According to James, Weeks should have another All-Star worthy performance this year as he is projected for .262/.355/.453 with 22 homeruns, 62 RBIs, and 12 stolen bases in 136 games.
At 3rd Base:
Welcome to Milwaukee Aramis Ramirez! After an extremely disappointing 2011 by regular 3rd baseman Casey McGehee, the prospect of what Ramirez brings to the table, both as both a defender and as a batter, are exciting to say the least. In 149 games last season for the Chicago Cubs, Ramirez hit .306/.361/.510 while crushing 26 hits for homeruns, numbers that the Brewers hope he repeats for them in 2012.
Ramirez represents the best chance that the Brewers have for closing the run production gap created by Fielder’s departure as he is projected to hit for .285/.350/.500 with 26 homeruns and 94 RBIs in 140 games.
As I have reported previously, the addition of Alex Gonzalez at short, while providing an upgrade defensively, leaves the Brewers in roughly the same spot offensively at short.
Gonzalez is projected to hit .237/.278/.381 with 14 homeruns and 60 RBIs in 145 games.
With the official signing of Norichika Aoki, the Brewers seem to have taken the first step into the realm of possibility that they may be without reigning NL MVP Ryan Braun for the first 50 games of the season. The signing makes for some interesting scenarios in the outfield as Milwaukee will be able to choose amongst several righty and lefty hitters to fill out these three spots.
Assuming that Braun is suspended (historically the odds are not in his favor), I would not be surprised to see Aoki in his spot in left field come opening day.
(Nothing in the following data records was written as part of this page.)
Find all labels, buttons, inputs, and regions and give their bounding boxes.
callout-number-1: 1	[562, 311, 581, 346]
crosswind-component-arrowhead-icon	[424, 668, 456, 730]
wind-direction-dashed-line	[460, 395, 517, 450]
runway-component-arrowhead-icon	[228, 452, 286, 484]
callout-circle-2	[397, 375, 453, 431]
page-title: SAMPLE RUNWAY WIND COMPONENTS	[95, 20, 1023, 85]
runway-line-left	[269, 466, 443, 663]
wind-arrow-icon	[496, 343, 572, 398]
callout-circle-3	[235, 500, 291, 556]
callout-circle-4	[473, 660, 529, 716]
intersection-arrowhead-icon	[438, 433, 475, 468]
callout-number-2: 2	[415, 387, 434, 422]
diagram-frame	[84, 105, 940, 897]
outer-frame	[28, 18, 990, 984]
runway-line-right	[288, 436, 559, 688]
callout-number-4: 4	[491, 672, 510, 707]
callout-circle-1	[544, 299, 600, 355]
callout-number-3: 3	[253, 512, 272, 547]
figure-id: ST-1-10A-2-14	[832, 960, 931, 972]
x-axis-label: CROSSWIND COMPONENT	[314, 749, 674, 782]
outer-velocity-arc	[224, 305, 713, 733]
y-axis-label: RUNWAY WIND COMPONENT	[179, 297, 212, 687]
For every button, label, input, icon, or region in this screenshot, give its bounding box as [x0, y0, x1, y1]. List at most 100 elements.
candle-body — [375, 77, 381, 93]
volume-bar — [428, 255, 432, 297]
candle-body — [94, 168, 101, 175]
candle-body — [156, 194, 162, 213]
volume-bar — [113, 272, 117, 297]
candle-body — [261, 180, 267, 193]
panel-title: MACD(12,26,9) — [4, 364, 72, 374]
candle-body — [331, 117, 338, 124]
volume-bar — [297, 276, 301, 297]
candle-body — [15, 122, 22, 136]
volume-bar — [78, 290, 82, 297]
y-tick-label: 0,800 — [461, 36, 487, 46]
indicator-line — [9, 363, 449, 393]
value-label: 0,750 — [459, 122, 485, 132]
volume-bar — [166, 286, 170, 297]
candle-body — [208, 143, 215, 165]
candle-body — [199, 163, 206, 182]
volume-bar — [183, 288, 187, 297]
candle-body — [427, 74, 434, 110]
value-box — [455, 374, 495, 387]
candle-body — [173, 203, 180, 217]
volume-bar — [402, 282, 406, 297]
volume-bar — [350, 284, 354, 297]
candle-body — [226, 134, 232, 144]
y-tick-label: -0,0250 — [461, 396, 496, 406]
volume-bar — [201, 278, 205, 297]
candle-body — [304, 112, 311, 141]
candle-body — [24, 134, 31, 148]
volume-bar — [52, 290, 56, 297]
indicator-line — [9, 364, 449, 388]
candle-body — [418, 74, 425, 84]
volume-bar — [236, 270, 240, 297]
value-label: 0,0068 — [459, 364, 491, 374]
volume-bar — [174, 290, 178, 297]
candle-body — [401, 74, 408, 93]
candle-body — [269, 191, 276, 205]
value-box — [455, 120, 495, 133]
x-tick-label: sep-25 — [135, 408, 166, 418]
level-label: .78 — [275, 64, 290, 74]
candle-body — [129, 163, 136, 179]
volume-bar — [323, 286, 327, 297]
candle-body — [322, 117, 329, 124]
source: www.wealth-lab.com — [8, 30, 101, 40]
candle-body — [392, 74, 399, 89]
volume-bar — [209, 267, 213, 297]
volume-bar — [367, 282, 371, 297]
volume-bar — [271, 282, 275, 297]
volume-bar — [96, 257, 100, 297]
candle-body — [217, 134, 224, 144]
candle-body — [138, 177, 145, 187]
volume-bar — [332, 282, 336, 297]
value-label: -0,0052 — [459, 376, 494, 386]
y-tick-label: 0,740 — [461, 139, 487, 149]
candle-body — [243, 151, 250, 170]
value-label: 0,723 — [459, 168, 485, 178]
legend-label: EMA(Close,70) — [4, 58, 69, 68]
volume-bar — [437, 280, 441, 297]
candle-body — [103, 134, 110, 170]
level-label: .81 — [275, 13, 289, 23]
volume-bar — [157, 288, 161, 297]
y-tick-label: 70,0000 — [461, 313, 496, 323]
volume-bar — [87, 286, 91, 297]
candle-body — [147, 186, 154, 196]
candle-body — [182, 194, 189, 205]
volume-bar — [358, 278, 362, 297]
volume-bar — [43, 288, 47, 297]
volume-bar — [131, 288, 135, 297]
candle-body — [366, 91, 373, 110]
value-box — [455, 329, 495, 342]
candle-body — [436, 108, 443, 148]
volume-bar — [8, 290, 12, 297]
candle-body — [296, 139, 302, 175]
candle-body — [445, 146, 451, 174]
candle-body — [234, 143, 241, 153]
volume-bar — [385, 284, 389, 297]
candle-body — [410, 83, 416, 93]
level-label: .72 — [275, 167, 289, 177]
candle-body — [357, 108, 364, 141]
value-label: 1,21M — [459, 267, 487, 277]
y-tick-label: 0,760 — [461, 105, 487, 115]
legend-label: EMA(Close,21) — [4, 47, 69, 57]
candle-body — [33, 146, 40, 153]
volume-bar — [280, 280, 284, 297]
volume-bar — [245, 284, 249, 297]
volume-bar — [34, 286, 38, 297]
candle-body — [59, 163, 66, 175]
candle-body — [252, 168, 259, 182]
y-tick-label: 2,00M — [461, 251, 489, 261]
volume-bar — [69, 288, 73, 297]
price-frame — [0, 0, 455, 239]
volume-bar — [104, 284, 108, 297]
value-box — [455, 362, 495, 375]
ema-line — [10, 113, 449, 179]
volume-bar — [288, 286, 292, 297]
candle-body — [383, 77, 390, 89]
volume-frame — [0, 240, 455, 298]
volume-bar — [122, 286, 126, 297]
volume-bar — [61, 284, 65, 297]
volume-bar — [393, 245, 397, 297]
In Japan, Aoki is a career .329 hitter with 84 home runs, 385 RBIs and 164 stolen bases in 985 games over 8 seasons.
Center field will again be the home to the platoon of Carlos Gomez and Nyjer Morgan. Having a righty/lefty platoon definitely gives Milwaukee versatility in center field allowing them to not only play to whomever has the hottest bat at the time, but to also play for advantage when it comes to pitching matchups. While Gomez is the better pure fielder at the position, Morgan brings speed and charisma.
While it is hard to say at this juncture who will win the opening day start (a lot will be determined in spring training), I’m going to go with my gut feeling and place Morgan in my line up due to the intangibles that he brings to the team and his ability to whip the crowd into a frenzy to start off the year. Morgan is projected to hit .288/.345/.362 with 2 homeruns, 36 RBIs and 25 stolen bases in 130 games, while Gomez is projected to hit .242/.297/.375 with 5 homeruns, 24 RBIs and 16 stolen Bases.
Despite some speculation (including talk from Brewers GM Doug Melvin) about Corey Hart being used at first base, it seems like a foregone conclusion at this point that right field will continue to be his primary position. Hart is projected to hit .274/.338/.488 with 25 homeruns and 80 RBIs.
The Opening Day Lineup
Based on the information above, here is what I believe the Brewers may field on April 6th. Keep in mind that injuries and play during spring training could play a role in drastically changing this:
1) Corey Hart RF
2) Nyjer Morgan CF
3) Norichika Aoki LF
4) Aramis Ramirez 3B
5) Rickie Weeks 2B
6) Mat Gamel 1B
7) Alex Gonzalez SS
8) Jonathan Lucroy C
9) Yovani Gallardo P
So, there you have it the potential opening day lineup and starters by position. Go Crew!